Are you rolling the dice when it comes to managing Operational Risks? In an industrial setting, physical plant systems are the primary revenue generators and where the consequences of failure can be catastrophic - reliability is serious business. A standard practice for minimizing the overall risk exposure associated with system failure is to apply a redundancy philosophy — or a Duty/Standby Philosophy. Does your organization have a duty/standby philosophy? How does it address risks, safety and optimum life cycle costs associated with plant systems? In this presentation learn about the well-known 50:50 philosophy used in industry. This will be followed by a case for higher reliability by providing a qualitative argument for moving away from the conventional 50:50 practice of managing systems in such an arrangement.

Starting with a basic description of the multiple causes of failures, this workshop will emphasize the physical causes and explain how over 85% of all mechanical failures can be solved in the field with minimum complex testing. After a discussion of the metallurgy of common motor and equipment shafts, we will discuss the difference between brittle and ductile materials and how to diagnose whether the failure force was from overload or fatigue. We will delve into diagnosing the specific causes of the failures and look at a series of examples, both with slides and with hands-on pieces. In addition, a series of fastener failures will be reviewed.

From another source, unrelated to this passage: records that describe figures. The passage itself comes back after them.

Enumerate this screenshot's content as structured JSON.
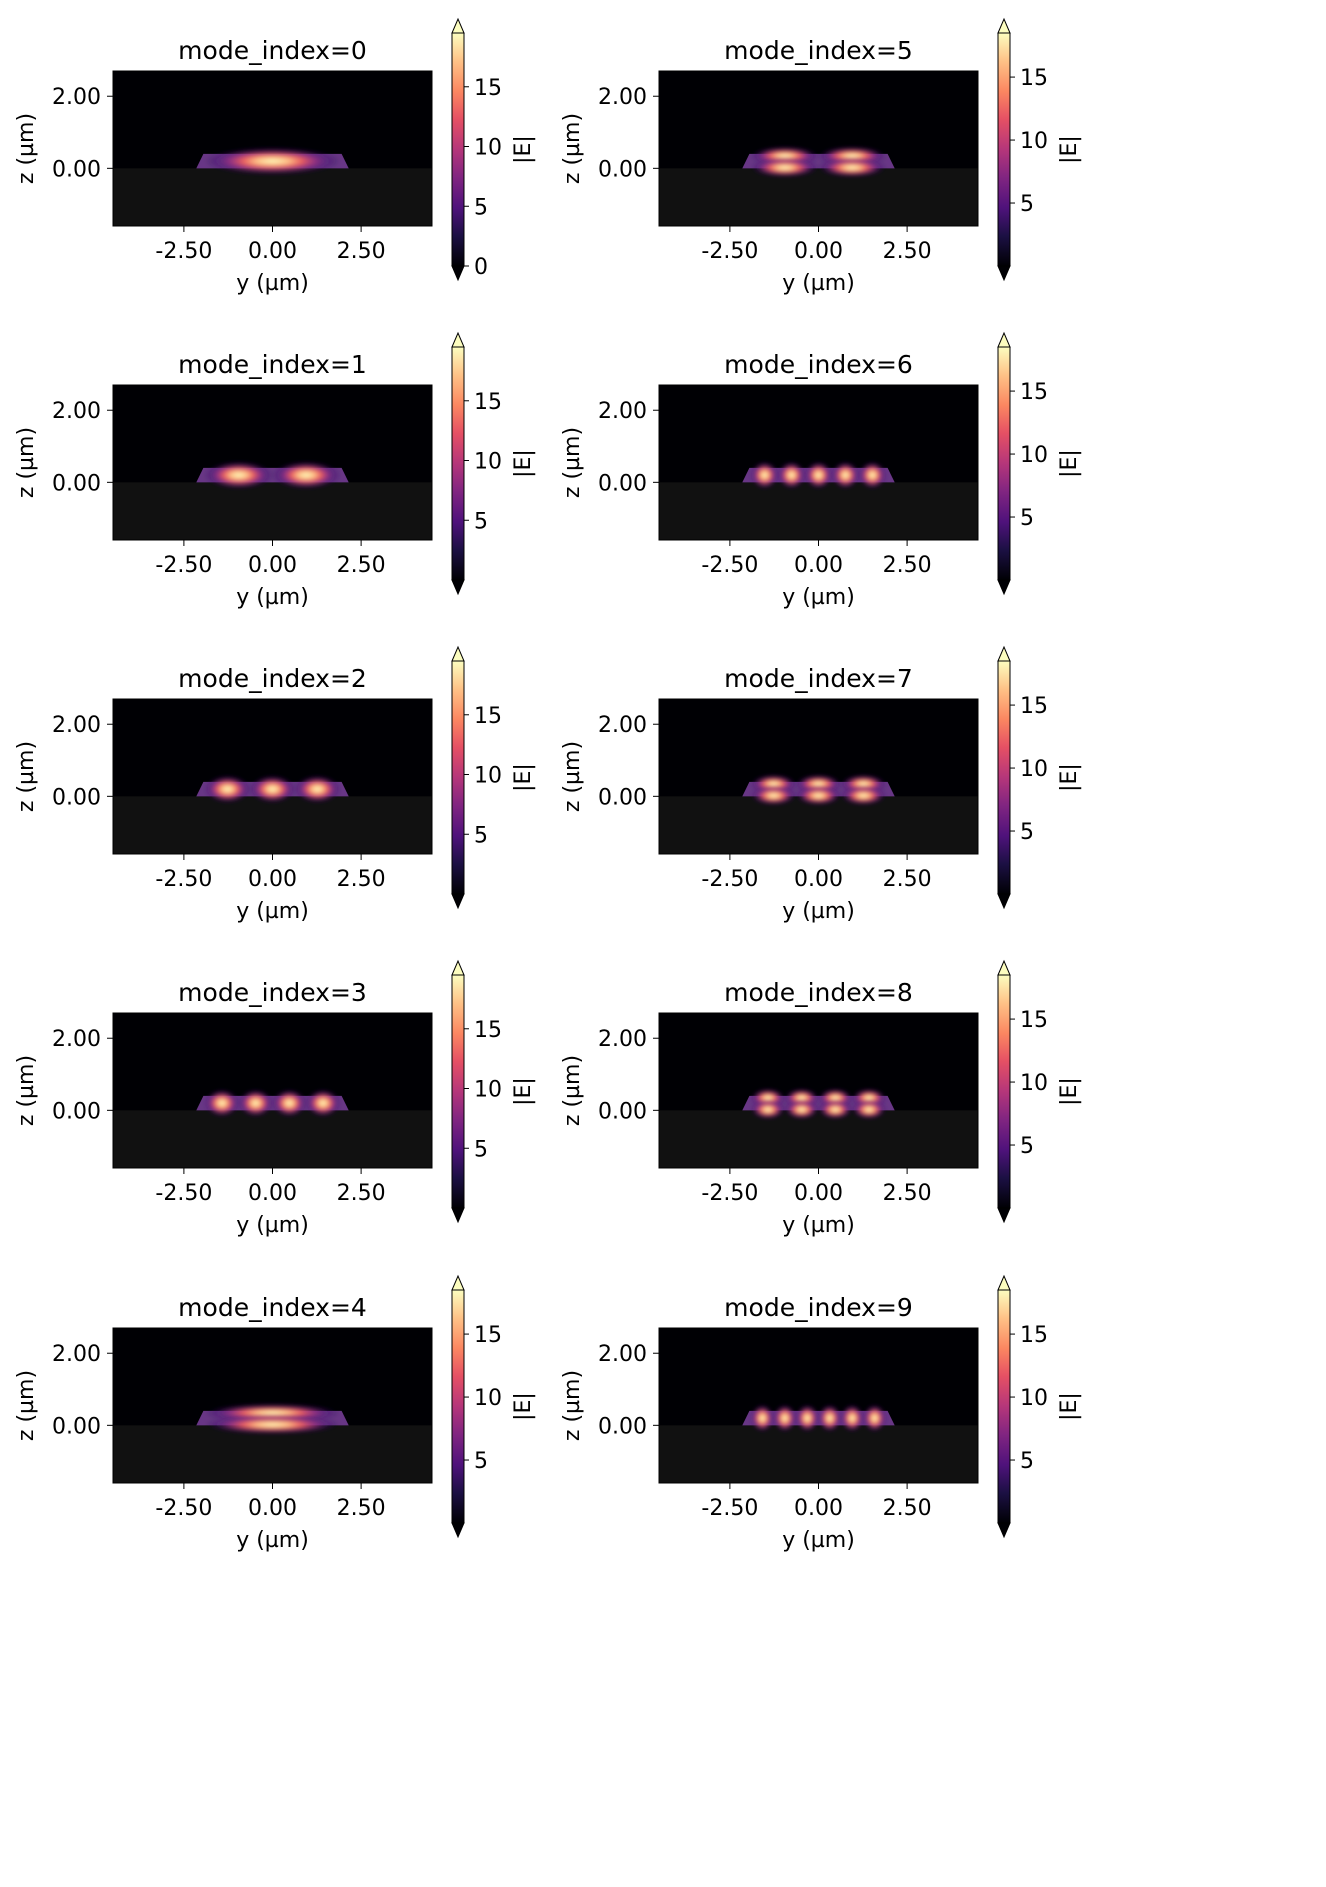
{
  "figure": {
    "colormap": "magma",
    "substrate_color": "#111111",
    "cladding_color": "#000004"
  },
  "chart_data": [
    {
      "type": "heatmap",
      "title": "mode_index=0",
      "xlabel": "y (µm)",
      "ylabel": "z (µm)",
      "xlim": [
        -4.5,
        4.5
      ],
      "ylim": [
        -1.6,
        2.7
      ],
      "xticks": [
        "-2.50",
        "0.00",
        "2.50"
      ],
      "yticks": [
        "2.00",
        "0.00"
      ],
      "colorbar": {
        "label": "|E|",
        "range": [
          0,
          19.5
        ],
        "ticks": [
          "0",
          "5",
          "10",
          "15"
        ]
      },
      "field": {
        "lobes_x": 1,
        "lobes_z": 1,
        "peak": 19
      }
    },
    {
      "type": "heatmap",
      "title": "mode_index=5",
      "xlabel": "y (µm)",
      "ylabel": "z (µm)",
      "xlim": [
        -4.5,
        4.5
      ],
      "ylim": [
        -1.6,
        2.7
      ],
      "xticks": [
        "-2.50",
        "0.00",
        "2.50"
      ],
      "yticks": [
        "2.00",
        "0.00"
      ],
      "colorbar": {
        "label": "|E|",
        "range": [
          0,
          18.5
        ],
        "ticks": [
          "5",
          "10",
          "15"
        ]
      },
      "field": {
        "lobes_x": 2,
        "lobes_z": 2,
        "peak": 18
      }
    },
    {
      "type": "heatmap",
      "title": "mode_index=1",
      "xlabel": "y (µm)",
      "ylabel": "z (µm)",
      "xlim": [
        -4.5,
        4.5
      ],
      "ylim": [
        -1.6,
        2.7
      ],
      "xticks": [
        "-2.50",
        "0.00",
        "2.50"
      ],
      "yticks": [
        "2.00",
        "0.00"
      ],
      "colorbar": {
        "label": "|E|",
        "range": [
          0,
          19.5
        ],
        "ticks": [
          "5",
          "10",
          "15"
        ]
      },
      "field": {
        "lobes_x": 2,
        "lobes_z": 1,
        "peak": 19
      }
    },
    {
      "type": "heatmap",
      "title": "mode_index=6",
      "xlabel": "y (µm)",
      "ylabel": "z (µm)",
      "xlim": [
        -4.5,
        4.5
      ],
      "ylim": [
        -1.6,
        2.7
      ],
      "xticks": [
        "-2.50",
        "0.00",
        "2.50"
      ],
      "yticks": [
        "2.00",
        "0.00"
      ],
      "colorbar": {
        "label": "|E|",
        "range": [
          0,
          18.5
        ],
        "ticks": [
          "5",
          "10",
          "15"
        ]
      },
      "field": {
        "lobes_x": 5,
        "lobes_z": 1,
        "peak": 18
      }
    },
    {
      "type": "heatmap",
      "title": "mode_index=2",
      "xlabel": "y (µm)",
      "ylabel": "z (µm)",
      "xlim": [
        -4.5,
        4.5
      ],
      "ylim": [
        -1.6,
        2.7
      ],
      "xticks": [
        "-2.50",
        "0.00",
        "2.50"
      ],
      "yticks": [
        "2.00",
        "0.00"
      ],
      "colorbar": {
        "label": "|E|",
        "range": [
          0,
          19.5
        ],
        "ticks": [
          "5",
          "10",
          "15"
        ]
      },
      "field": {
        "lobes_x": 3,
        "lobes_z": 1,
        "peak": 19
      }
    },
    {
      "type": "heatmap",
      "title": "mode_index=7",
      "xlabel": "y (µm)",
      "ylabel": "z (µm)",
      "xlim": [
        -4.5,
        4.5
      ],
      "ylim": [
        -1.6,
        2.7
      ],
      "xticks": [
        "-2.50",
        "0.00",
        "2.50"
      ],
      "yticks": [
        "2.00",
        "0.00"
      ],
      "colorbar": {
        "label": "|E|",
        "range": [
          0,
          18.5
        ],
        "ticks": [
          "5",
          "10",
          "15"
        ]
      },
      "field": {
        "lobes_x": 3,
        "lobes_z": 2,
        "peak": 18
      }
    },
    {
      "type": "heatmap",
      "title": "mode_index=3",
      "xlabel": "y (µm)",
      "ylabel": "z (µm)",
      "xlim": [
        -4.5,
        4.5
      ],
      "ylim": [
        -1.6,
        2.7
      ],
      "xticks": [
        "-2.50",
        "0.00",
        "2.50"
      ],
      "yticks": [
        "2.00",
        "0.00"
      ],
      "colorbar": {
        "label": "|E|",
        "range": [
          0,
          19.5
        ],
        "ticks": [
          "5",
          "10",
          "15"
        ]
      },
      "field": {
        "lobes_x": 4,
        "lobes_z": 1,
        "peak": 19
      }
    },
    {
      "type": "heatmap",
      "title": "mode_index=8",
      "xlabel": "y (µm)",
      "ylabel": "z (µm)",
      "xlim": [
        -4.5,
        4.5
      ],
      "ylim": [
        -1.6,
        2.7
      ],
      "xticks": [
        "-2.50",
        "0.00",
        "2.50"
      ],
      "yticks": [
        "2.00",
        "0.00"
      ],
      "colorbar": {
        "label": "|E|",
        "range": [
          0,
          18.5
        ],
        "ticks": [
          "5",
          "10",
          "15"
        ]
      },
      "field": {
        "lobes_x": 4,
        "lobes_z": 2,
        "peak": 18
      }
    },
    {
      "type": "heatmap",
      "title": "mode_index=4",
      "xlabel": "y (µm)",
      "ylabel": "z (µm)",
      "xlim": [
        -4.5,
        4.5
      ],
      "ylim": [
        -1.6,
        2.7
      ],
      "xticks": [
        "-2.50",
        "0.00",
        "2.50"
      ],
      "yticks": [
        "2.00",
        "0.00"
      ],
      "colorbar": {
        "label": "|E|",
        "range": [
          0,
          18.5
        ],
        "ticks": [
          "5",
          "10",
          "15"
        ]
      },
      "field": {
        "lobes_x": 1,
        "lobes_z": 2,
        "peak": 18
      }
    },
    {
      "type": "heatmap",
      "title": "mode_index=9",
      "xlabel": "y (µm)",
      "ylabel": "z (µm)",
      "xlim": [
        -4.5,
        4.5
      ],
      "ylim": [
        -1.6,
        2.7
      ],
      "xticks": [
        "-2.50",
        "0.00",
        "2.50"
      ],
      "yticks": [
        "2.00",
        "0.00"
      ],
      "colorbar": {
        "label": "|E|",
        "range": [
          0,
          18.5
        ],
        "ticks": [
          "5",
          "10",
          "15"
        ]
      },
      "field": {
        "lobes_x": 6,
        "lobes_z": 1,
        "peak": 18
      }
    }
  ]
}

In today’s climate of steadily increasing energy prices, poor control of motor efficiency has significant costs that are often “invisible” and uncontrolled. A motor management plan that has buy-in from all affected stakeholders will help realize the full value of your motor asset while saving energy, reducing downtime, lowering operating cost and lessening your “anxiety costs”. In this session review the evolution of motor efficiency and discuss why operating cost needs to be the basis for selecting a new motor versus only the initial purchase price. Learn from cases that illustrate the significant benefits of higher efficiency motors and motor selection tools available.

The decision making grid (DMG) is a model that classifies maintenance approaches and then help in the selection of the maintenance strategy based on evidence produced from the data collected in Computerised Maintenance Management Systems (CMMS) or Enterprise Resource Planning (ERP)Systems. In this paper we demonstrate three phases for a successful implementation of the DMG model.